Superannuation funds are “poised” for a record-breaking tenth consecutive financial year of positive investment returns, according to research firm Chant West.
An early estimate has the ‘median growth fund’ – with 61% to 80% in growth assets, and in which most Australians have their super invested – returning 7.1% for the 2018/19 financial year.
“Fund members should be very pleased with a return in the order of 7.1%,” said Chant West senior investment research manager Mano Mohankumar.
“That’s more than 5.5% above the current rate of inflation – well above the typical long-term objective which is to beat inflation by 3.5%.”
Mohankumar said that super funds were growing the retirement savings of members well above increases in the cost of living, and had been doing so for a long time. Though the 2018/19 returns haven’t reached the peaks of recent years, with the average return over the past 10 years at close to 9%.
“That’s a tremendous run, but we should remember that it really represents the recovery from the setback of the GFC, so it would be a mistake to assume it’s sustainable. Indeed, with many asset sectors looking to be fully valued or close to it, we’re expecting some challenging times ahead.”

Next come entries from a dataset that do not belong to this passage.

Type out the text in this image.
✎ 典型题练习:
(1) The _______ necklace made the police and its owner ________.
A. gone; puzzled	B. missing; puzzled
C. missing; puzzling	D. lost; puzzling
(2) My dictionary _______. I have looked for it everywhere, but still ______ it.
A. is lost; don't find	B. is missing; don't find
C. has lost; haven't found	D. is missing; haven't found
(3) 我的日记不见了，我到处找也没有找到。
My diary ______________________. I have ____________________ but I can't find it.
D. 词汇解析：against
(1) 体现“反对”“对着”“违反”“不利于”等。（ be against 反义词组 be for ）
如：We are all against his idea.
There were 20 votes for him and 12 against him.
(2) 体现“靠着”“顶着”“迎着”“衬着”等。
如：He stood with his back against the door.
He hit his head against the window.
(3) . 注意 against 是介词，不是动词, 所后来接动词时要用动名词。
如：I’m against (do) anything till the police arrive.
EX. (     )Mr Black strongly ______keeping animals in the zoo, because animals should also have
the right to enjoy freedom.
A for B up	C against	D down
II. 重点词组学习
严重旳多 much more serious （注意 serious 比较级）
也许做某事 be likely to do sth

“The 2018/19 financial year has been a tale of two halves. Over the six months to December growth funds lost 2.4% but, since then, they’ve surged nearly 10% – largely on the back of strong share markets. However, we caution members not to get carried away because the global economic backdrop is still dogged by uncertainties.”
“This year’s median return of 7.1% is a terrific result in the circumstances and, as always, some individual funds will have done better and some worse. This year’s top funds in our Growth category may report a return as high as 10%, which is about 8.5% above the inflation rate. Even funds at the bottom end of the range are likely to deliver respectable positive returns.”
As is often said, past performance isn’t an indicator of future performance.